On Tue, 2024-04-30 at 17:29 -0400, Benjamin Marzinski wrote:
> On Tue, Apr 30, 2024 at 07:06:24PM +0200, Martin Wilck wrote:
> > On Thu, 2024-04-25 at 19:35 -0400, Benjamin Marzinski wrote:
> > >
> > > 1. create a multipath device with a kpartx partition on top of it
> > > and
> > > no_path_retry set to either "queue" or something long enough to
> > > run
> > > all
> > > the commands in the reproducer before it disables queueing.
> > > 2. disable all the paths to the device with something like:
> > > # echo offline > /sys/block/<path_dev>/device/state
> > > 3. Write directly to the multipath device with something like:
> > > # dd if=/dev/zero of=/dev/mapper/<mpath_dev> bs=4K count=1
> > > 4. delete all the paths to the device with something like:
> > > # echo 1 > /sys/block/<path_dev>/device/delete
> >
> > I've tried to reproduce the issue with these commands. Test system
> > was
> > using a LIO iSCSI target with 2 paths. I created a test script
> > (attached) to try the offline / IO / delete procedure repeatedly.
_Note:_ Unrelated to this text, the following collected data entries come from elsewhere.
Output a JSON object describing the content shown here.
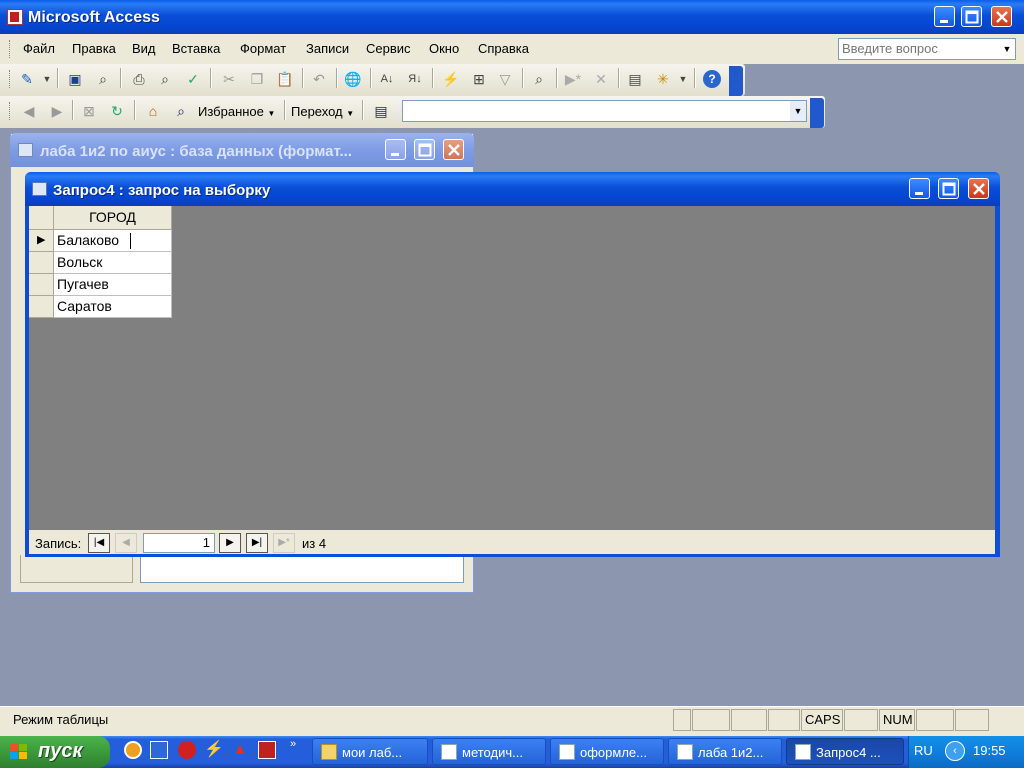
{
  "app": {
    "title": "Microsoft Access",
    "help_placeholder": "Введите вопрос"
  },
  "menu": [
    "Файл",
    "Правка",
    "Вид",
    "Вставка",
    "Формат",
    "Записи",
    "Сервис",
    "Окно",
    "Справка"
  ],
  "web_toolbar": {
    "favorites": "Избранное",
    "go": "Переход",
    "address": ""
  },
  "db_window": {
    "title": "лаба 1и2 по аиус : база данных (формат..."
  },
  "query_window": {
    "title": "Запрос4 : запрос на выборку",
    "column_header": "ГОРОД",
    "rows": [
      "Балаково",
      "Вольск",
      "Пугачев",
      "Саратов"
    ],
    "record_label": "Запись:",
    "record_number": "1",
    "record_total": "из 4"
  },
  "status_bar": {
    "mode": "Режим таблицы",
    "caps": "CAPS",
    "num": "NUM"
  },
  "taskbar": {
    "start": "пуск",
    "buttons": [
      "мои лаб...",
      "методич...",
      "оформле...",
      "лаба 1и2...",
      "Запрос4 ..."
    ],
    "lang": "RU",
    "time": "19:55"
  },
  "colors": {
    "title_blue": "#0a4fd6",
    "taskbar": "#245edb",
    "start_green": "#3c9a3c",
    "mdi_bg": "#8c96ae",
    "query_bg": "#808080"
  },
  "icons": [
    "access-app-icon",
    "save-icon",
    "print-icon",
    "search-icon",
    "help-icon",
    "home-icon",
    "back-icon",
    "forward-icon"
  ]
}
> > I haven't been able to make multipathd hang even once.
> >
> > I also played around with dd options. If I use oflag=sync or
> > oflag=direct, the dd command itself hangs.
> >
> > Did I set up anything wrongly, or does the behavior perhaps depend
> > on
> > the kernel, or something else perhaps? Mine was a 6.4 kernel. This
> > is
> > not to say there's something wrong with your patch, but I'd like to
> > understand the error situation better, as it doesn't seem to be
> > trigger-able on my test system.
> >
> > multipath.conf:
> >
> > defaults {
> > verbosity 3
> > flush_on_last_del yes
>
> If you set flush_on_last_del to "yes", then you won't be able to hit
> this, because you will never be queueing when multipathd tries to
> autoremove the device. The goal of my patch was to make sure
> multipathd
> never hung on an autoremove, regardless of the no_path_retry setting
> and
> the flush_on_last_del setting
Stupid me. To my excuse, I'd set "flush_on_last_del yes" because I
previously had been unable to reproduce the multipathd hang with the
default setting "flush_on_last_del no", and thought I'd misunderstood
something about flush_on_last_del. But I'd made some other mistake at
that point, apparently, which caused the issue not to reproduce.
I just set "flush_on_last_del no" and indeed reproduced the issue with
my script, immediately.
Thanks,
Martin